The changes follow a September report commissioned by the City of New York Board of Correction, a watchdog agency with powers to order changes in the city's jail system. The report was critical of the practice of solitary confinement for mentally ill inmates. 

The report found that over the past six years the number of beds designated for punitive segregation in city jail increased by nearly 62% to 998 and that about 41% of those in segregation units were mentally ill. With the policy changes that number has dropped to 782 beds, and it is expected to decrease to about 650 by the end of June, said Ms. Schriro. 
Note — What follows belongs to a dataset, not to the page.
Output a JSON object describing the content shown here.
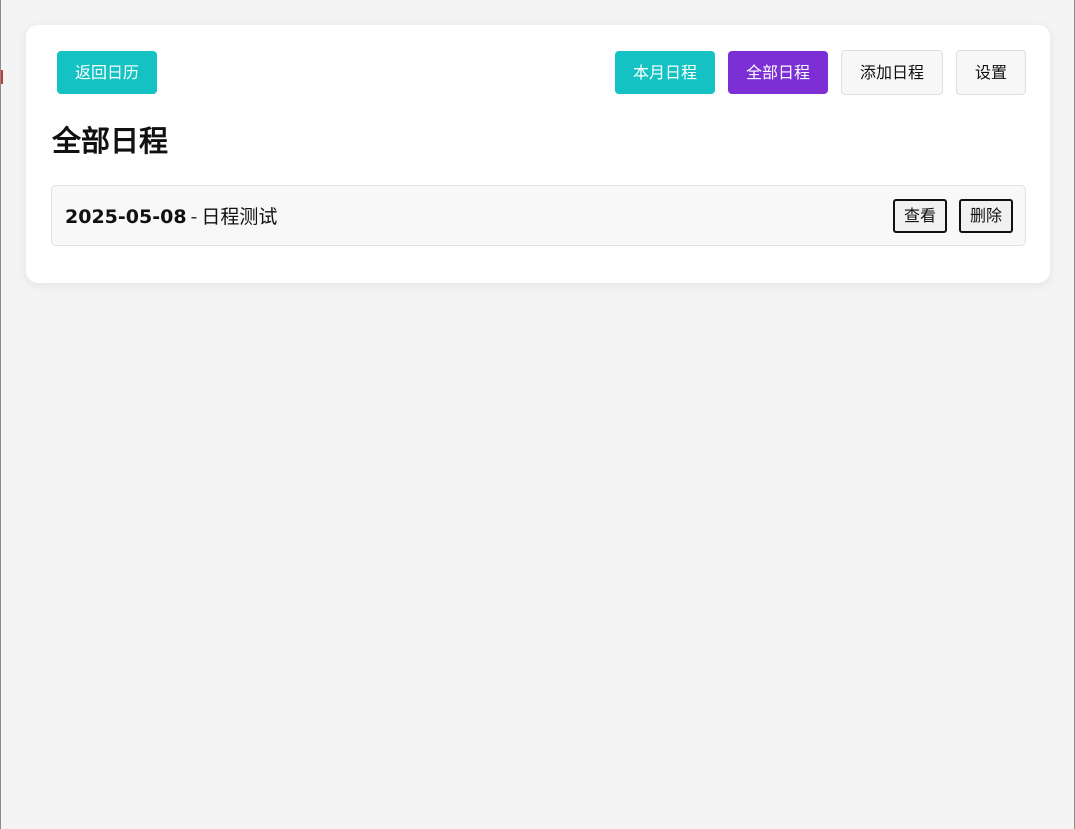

Punitive segregation is still used for prisoners other than those with mental illness diagnoses, though Ms. Schriro said other recent changes have dropped the average confinement there by more than a third.
Finally, the Albuquerque Journal published a column this week on solitary confinement which reported that "New Mexico officials have the goal of cutting their segregation statistics from near 10 percent of inmates to 5 percent. Why? Because they have found that it doesn’t really work." The article concluded:
Even if we think prison should be a place where lawbreakers suffer for their misdeeds, why should we care [about solitary confinement]?

From a bottom-line perspective, because solitary is expensive.

From a practical perspective, because, as [Deputy Corrections Secretary Joe] Booker points out, nearly everyone gets out of prison. They come back to our towns and neighborhoods, and if they come back less socialized, their mental illness worse and their anger deepened, then we’ve only made one of our problems worse.
MORE (Jan. 9): A judge in South Carolina has ordered the Department of Corrections in that state to take remedial action to protect mentally ill inmates in solitary confinement:
Circuit Judge Michael Baxley said in his ruling that the five-week trial of T.R., P.R., K.W., et al. v. South Carolina Department of Corrections, et al. was the most troubling of the 70,000 cases to come before him in the past 14 years.  

"The evidence in this case has proved that inmates have died in the South Carolina Department of Corrections for lack of basic mental health care, and hundreds more remain substantially at risk for serious physical injury, mental decompensation, and profound, permanent mental illness. As a society, and as citizen jurors and judges make decisions that send people to prison, we have the reasonable expectation that those in prison – even though it is prison – will have their basic health needs met by the state that imprisons them. And this includes mental health. The evidence in this case has shown that expectation to be misplaced in many instances," Baxley wrote.


Anonymous said...

I don't think prisoners are socialized by being around other criminals. In prison the biggest predators rule the roost and determine the culture. That culture then rules the hood.

Anonymous said...

Here is an important story out of Nebraska concerning segregation and mental health.

Robert Langham said...

End the Drug War and do to the criminal economy what Obama did to the rest of us. Pulling the money out of that market.

Not this session, but by the next one, someone is going to file a bill to make pot legal and taxed in Texas.

David E said...

I supported this bill and wrote the sponsors of my support. I have two questions: (1) How much money would be required? $100,000? A million? (2) Is there an explanation for why the financial aspect of the bill was not considered by the sponsors? This development is incredible, but, sad to say, not unexpected.

Gritsforbreakfast said...

@David, IMO they could easily do it with $100k, likely less.